Hebt u nog niet de maximale levensloopverlofkorting gekregen? Dan hebt u nog recht op de levensloopverlofkorting.

Neemt u uw tegoed of een deel daarvan op? Dan hoort het bedrag van die opname bij uw inkomen. U betaalt hierover dus belasting. Bent u geboren in 1958 of eerder? Dan zien wij de opname van (een deel van) het tegoed als pensioen.

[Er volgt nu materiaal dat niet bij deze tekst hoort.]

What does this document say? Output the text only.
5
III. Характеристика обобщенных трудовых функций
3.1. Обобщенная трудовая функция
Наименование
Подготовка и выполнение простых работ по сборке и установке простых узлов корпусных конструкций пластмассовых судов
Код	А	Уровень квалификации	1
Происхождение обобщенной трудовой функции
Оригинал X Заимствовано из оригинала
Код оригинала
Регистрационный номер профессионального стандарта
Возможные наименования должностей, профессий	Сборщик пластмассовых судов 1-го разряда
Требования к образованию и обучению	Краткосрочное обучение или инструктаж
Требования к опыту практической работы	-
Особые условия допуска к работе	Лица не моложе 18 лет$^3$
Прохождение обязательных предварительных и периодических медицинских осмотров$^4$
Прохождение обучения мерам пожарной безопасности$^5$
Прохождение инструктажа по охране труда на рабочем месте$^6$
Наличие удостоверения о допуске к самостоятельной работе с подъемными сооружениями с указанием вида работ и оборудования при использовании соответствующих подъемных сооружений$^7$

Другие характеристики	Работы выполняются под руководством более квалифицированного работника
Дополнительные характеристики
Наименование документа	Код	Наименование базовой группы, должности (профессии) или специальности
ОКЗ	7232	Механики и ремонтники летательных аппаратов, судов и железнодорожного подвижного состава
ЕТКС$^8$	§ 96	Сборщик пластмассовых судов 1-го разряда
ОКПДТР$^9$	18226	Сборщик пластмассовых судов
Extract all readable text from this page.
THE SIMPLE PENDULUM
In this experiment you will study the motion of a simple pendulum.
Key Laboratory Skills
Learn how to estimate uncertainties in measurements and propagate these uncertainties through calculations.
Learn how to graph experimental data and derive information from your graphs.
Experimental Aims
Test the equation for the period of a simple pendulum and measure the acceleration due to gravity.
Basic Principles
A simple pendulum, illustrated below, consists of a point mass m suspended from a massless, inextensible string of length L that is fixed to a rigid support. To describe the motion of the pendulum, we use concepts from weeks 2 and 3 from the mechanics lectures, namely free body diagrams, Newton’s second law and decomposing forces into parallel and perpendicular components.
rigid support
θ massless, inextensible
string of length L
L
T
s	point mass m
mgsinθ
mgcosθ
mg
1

Uw werkgever houdt belasting (loonheffing) in op de opname uit uw levenslooptegoed en houdt daarbij al rekening met uw levensloopverlofkorting.

Naar boven

23.5.1 Hoogte levensloopverlofkorting

De levensloopverlofkorting maximaal € 219 per jaar dat u hebt gespaard voor de levensloopregeling. U kon sparen in de periode 2006 tot en met 2011. U bouwt na 2011 geen nieuwe levensloopverlofkorting meer op. De levensloopverlofkorting is dus maximaal € 1.314 als u alle jaren hebt gespaard.

De korting is nooit hoger dan het bedrag dat u opneemt van de spaarrekening voor de levensloopregeling.

Hebt u in (1 van) de jaren 2006 tot en met 2019 ook levensloopverlofkorting gekregen? Dan moet u de maximale levensloopverlofkorting verminderen met de levensloopverlofkorting die u toen al hebt gekregen.

Naar boven

23.6 Jonggehandicaptenkorting

Hebt u recht op een uitkering volgens de Wet arbeidsongeschiktheidsvoorziening jonggehandicapten (Wajong) of op ondersteuning bij het vinden van werk volgens de Wet Wajong? En krijgt u geen ouderenkorting? Dan krijgt u de heffingskorting voor jonggehandicapten.

Naar boven

23.6.1 Hoogte jonggehandicaptenkorting

De korting voor jonggehandicapten is € 749.

Naar boven

23.7 Inkomensafhankelijke combinatiekorting

U krijgt misschien de inkomensafhankelijke combinatiekorting als er 1 of meer kinderen jonger dan 12 jaar staan ingeschreven op uw woonadres bij de Basisregistratie Personen.

Het gaat om de volgende kinderen:

  • een eigen kind

  • een stiefkind

  • een pleegkind dat als eigen kind wordt onderhouden (u krijgt voor dit kind geen pleegvergoeding)

  • een geadopteerd kind

  • een kind uit een eerdere relatie van uw echtgenoot of geregistreerd partner

Als u samenwoont of een huisgenoot hebt en u bent fiscale partners, beschouwen wij het kind van die fiscale partner ook als uw kind.

Naar boven

23.7.1 Voorwaarden inkomensafhankelijke combinatiekorting

U hebt recht op de inkomensafhankelijke combinatiekorting als u voldoet aan de volgende voorwaarden:

  • Uw kind is geboren ná 31 december 2007.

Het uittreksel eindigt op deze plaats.